Daryl flashes across the space between them and then Negan’s back is to the wall again, Daryl’s knife pressing against his throat.

“I didn’t kill Glenn, you did!” Daryl snarls, seeing a cold joy in Negan’s eyes that sets alarm bells ringing in Daryl’s head that something isn’t right here. That Daryl’s knife at his throat is exactly what Negan wanted.

“I don’t need convincing of that. Do you?”

“Shut your mouth,” Daryl snarls again, the edge of his knife cutting a thin line of red into Negan’s neck.

He doesn’t shut his mouth.

“Actions have consequences, Daryl. You made choices and people died. And you either live with the consequences or–”

“Or what? Keep pissing people off until somebody kills you?” Daryl snaps at him and Negan has the nerve to look surprised. He quirks a little smile that has no warmth in it whatsoever, lifts one shoulder in a halfhearted shrug.

“Whatever works,” he says with a cold desperation in his eyes that saps away Daryl’s fury.

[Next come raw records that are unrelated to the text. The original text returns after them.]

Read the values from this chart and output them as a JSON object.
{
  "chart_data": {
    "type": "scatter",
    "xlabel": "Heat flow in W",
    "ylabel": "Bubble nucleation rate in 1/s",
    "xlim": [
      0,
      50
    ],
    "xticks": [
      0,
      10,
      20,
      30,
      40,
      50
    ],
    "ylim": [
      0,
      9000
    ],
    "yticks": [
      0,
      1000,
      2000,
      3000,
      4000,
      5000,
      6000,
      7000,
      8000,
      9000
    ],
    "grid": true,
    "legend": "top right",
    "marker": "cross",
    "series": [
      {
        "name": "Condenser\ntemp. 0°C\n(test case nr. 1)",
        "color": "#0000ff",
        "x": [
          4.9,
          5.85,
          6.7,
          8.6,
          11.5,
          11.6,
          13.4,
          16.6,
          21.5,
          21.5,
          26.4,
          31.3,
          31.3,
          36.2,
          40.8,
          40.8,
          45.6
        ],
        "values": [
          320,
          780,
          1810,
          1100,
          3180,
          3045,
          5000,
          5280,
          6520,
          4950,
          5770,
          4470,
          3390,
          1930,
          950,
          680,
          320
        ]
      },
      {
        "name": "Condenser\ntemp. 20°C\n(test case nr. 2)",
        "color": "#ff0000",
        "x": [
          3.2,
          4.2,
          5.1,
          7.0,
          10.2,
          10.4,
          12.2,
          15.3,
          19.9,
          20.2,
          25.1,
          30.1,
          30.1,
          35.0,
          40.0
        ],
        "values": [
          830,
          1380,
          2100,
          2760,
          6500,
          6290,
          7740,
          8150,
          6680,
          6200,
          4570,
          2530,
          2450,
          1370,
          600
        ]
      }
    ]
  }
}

He’s got nothing to do with what happened to Rick, that’s obvious enough. And Daryl’s wasting his time here, listening to some asshole with a death wish try and provoke him into killing him.

Daryl just shakes his head, giving Negan a final shove as he backs away. 

“Rick’s right to let you rot in here. Wish I’d seen it before,” Daryl says, as close to you’re right about me as he can manage to get out.

“There’s room enough on my cot if you ever want to wallow in our mistakes together,” Negan says with a wide smile that makes Daryl feel like he doesn’t understand the joke so it must be on him. A sharp frowning glance at the cot confirms that it’s barely wide enough for one person, let alone two, and Daryl has no idea what wallowing together means. 

Whatever.

It don't matter.

Negan laughs at whatever his own joke was and Daryl ignores it, turning and walking out of the cell, resheathing his knife and locking the cell door behind him.

“Daryl,” Negan says with Daryl’s hand on the outer door, and Daryl knows Negan has nothing to say that Daryl wants to hear, but still he pauses and looks back. He’s still desperate to find some reason to keep looking for Rick. “I wanted you on my side, too.” Negan says with that underhanded twist of his lips, “You ever wonder what would’ve happened if I’d found you first?”

It’s a stupid question. It’s impossible.

Daryl wouldn’t be here if anyone other than Rick had found him. He’d still be in those woods in Georgia, living the way his Daddy taught him to.

“No,” he says simply. Negan laughs.

“I bet you don’t. You think if you’d been on my side, I woulda been the kinda guy who blows himself up and then has people like you searching for him after?” Negan asks and something about the tone of his voice makes Daryl turn and look at him. There’s raw, open emotion written over Negan’s face. 

“I don’t know,” Daryl says honestly, then, because he can’t help it, “You think he’s dead?”

Negan shrugs.

“I think that sounds like a tough thing to come back from. But Rick’s the toughest motherfucker I ever met, so, my money’s on miraculous survival. And with you out there looking for him? It’s just a matter of time before he’s back home, safe and sound.”

Negan’s belief shouldn’t mean anything to Daryl.

Nothing he says should matter.

But when Negan says it like that, it just sounds like the truth. Like a fact of the world. 

Daryl stares at him a moment longer and then leaves, his eyes swimming with tears.